Ю. Бахрушин - Воспоминания
Родного моего деда Александра Алексеевича я уже помню почтенным старцем. Мне казалось, что он всегда был таким. Вместе с тем хорошо сохранившийся дагерротип и миниатюрный масляный портрет, снятые с него и с моей бабки в год их помолвки в 1851 году, рисуют его совсем иным.

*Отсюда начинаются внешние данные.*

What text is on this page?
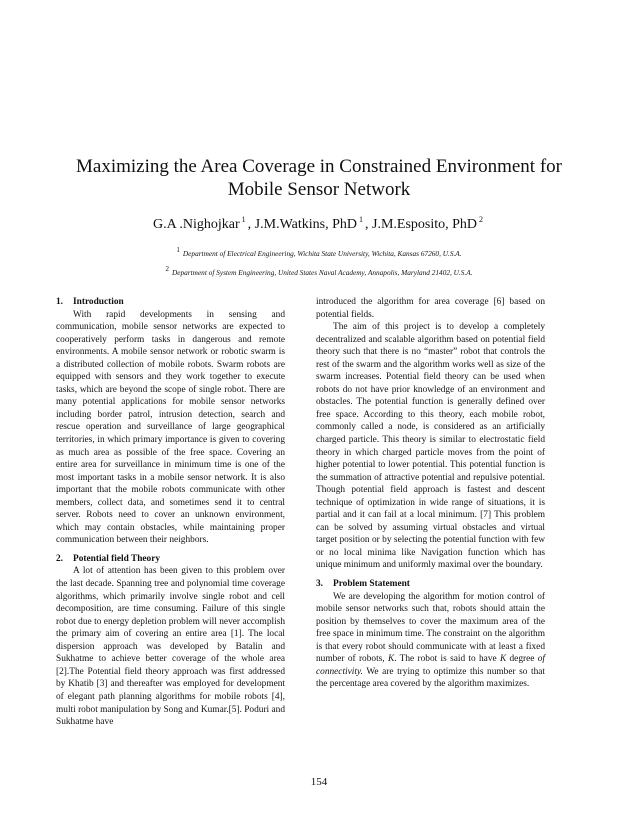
Maximizing the Area Coverage in Constrained Environment for Mobile Sensor Network
G.A .Nighojkar $^1$ , J.M.Watkins, PhD $^1$ , J.M.Esposito, PhD $^2$
$^1$ Department of Electrical Engineering, Wichita State University, Wichita, Kansas 67260, U.S.A.
$^2$ Department of System Engineering, United States Naval Academy, Annapolis, Maryland 21402, U.S.A.
1. Introduction

With rapid developments in sensing and communication, mobile sensor networks are expected to cooperatively perform tasks in dangerous and remote environments. A mobile sensor network or robotic swarm is a distributed collection of mobile robots. Swarm robots are equipped with sensors and they work together to execute tasks, which are beyond the scope of single robot. There are many potential applications for mobile sensor networks including border patrol, intrusion detection, search and rescue operation and surveillance of large geographical territories, in which primary importance is given to covering as much area as possible of the free space. Covering an entire area for surveillance in minimum time is one of the most important tasks in a mobile sensor network. It is also important that the mobile robots communicate with other members, collect data, and sometimes send it to central server. Robots need to cover an unknown environment, which may contain obstacles, while maintaining proper communication between their neighbors.

2. Potential field Theory

A lot of attention has been given to this problem over the last decade. Spanning tree and polynomial time coverage algorithms, which primarily involve single robot and cell decomposition, are time consuming. Failure of this single robot due to energy depletion problem will never accomplish the primary aim of covering an entire area [1]. The local dispersion approach was developed by Batalin and Sukhatme to achieve better coverage of the whole area [2].The Potential field theory approach was first addressed by Khatib [3] and thereafter was employed for development of elegant path planning algorithms for mobile robots [4], multi robot manipulation by Song and Kumar.[5]. Poduri and Sukhatme have

introduced the algorithm for area coverage [6] based on potential fields.

The aim of this project is to develop a completely decentralized and scalable algorithm based on potential field theory such that there is no “master” robot that controls the rest of the swarm and the algorithm works well as size of the swarm increases. Potential field theory can be used when robots do not have prior knowledge of an environment and obstacles. The potential function is generally defined over free space. According to this theory, each mobile robot, commonly called a node, is considered as an artificially charged particle. This theory is similar to electrostatic field theory in which charged particle moves from the point of higher potential to lower potential. This potential function is the summation of attractive potential and repulsive potential. Though potential field approach is fastest and descent technique of optimization in wide range of situations, it is partial and it can fail at a local minimum. [7] This problem can be solved by assuming virtual obstacles and virtual target position or by selecting the potential function with few or no local minima like Navigation function which has unique minimum and uniformly maximal over the boundary.

3. Problem Statement

We are developing the algorithm for motion control of mobile sensor networks such that, robots should attain the position by themselves to cover the maximum area of the free space in minimum time. The constraint on the algorithm is that every robot should communicate with at least a fixed number of robots, K. The robot is said to have K degree of connectivity. We are trying to optimize this number so that the percentage area covered by the algorithm maximizes.

154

Несмотря на франтоватый черный сюртук, на высоченный крахмальный ворот с высоким галстухом и на модную золотую цепь, он выглядел молодым купчиком, положительным персонажем комедии Островского. Его нареченная, моя бабка, вполне ему в пару. Гладко причесанная, с пухленькими губками и большими круглыми карими глазами, в своем зеленом кринолине, она достойна была быть подругой Любови Гордеевны Торцовой*. Дед не сразу дошел до фотографии, снятой с него лет через двадцать где-то в чужих краях. На этом портрете он в светлом сюртуке аглицкого сукна и покроя в отложном крахмальном воротнике с небрежно повязанным галстухом, с английскими бакенами, запущенными под скулами. Здесь он уже выглядит не замоскворецким толстосумом, а ка-ким-то просвещенным мореплавателем. Между двумя этими фотографиями лежит около четверти века. За этот срок был преодолен период нужды, пройден этап восстановления и началась эпоха накопления.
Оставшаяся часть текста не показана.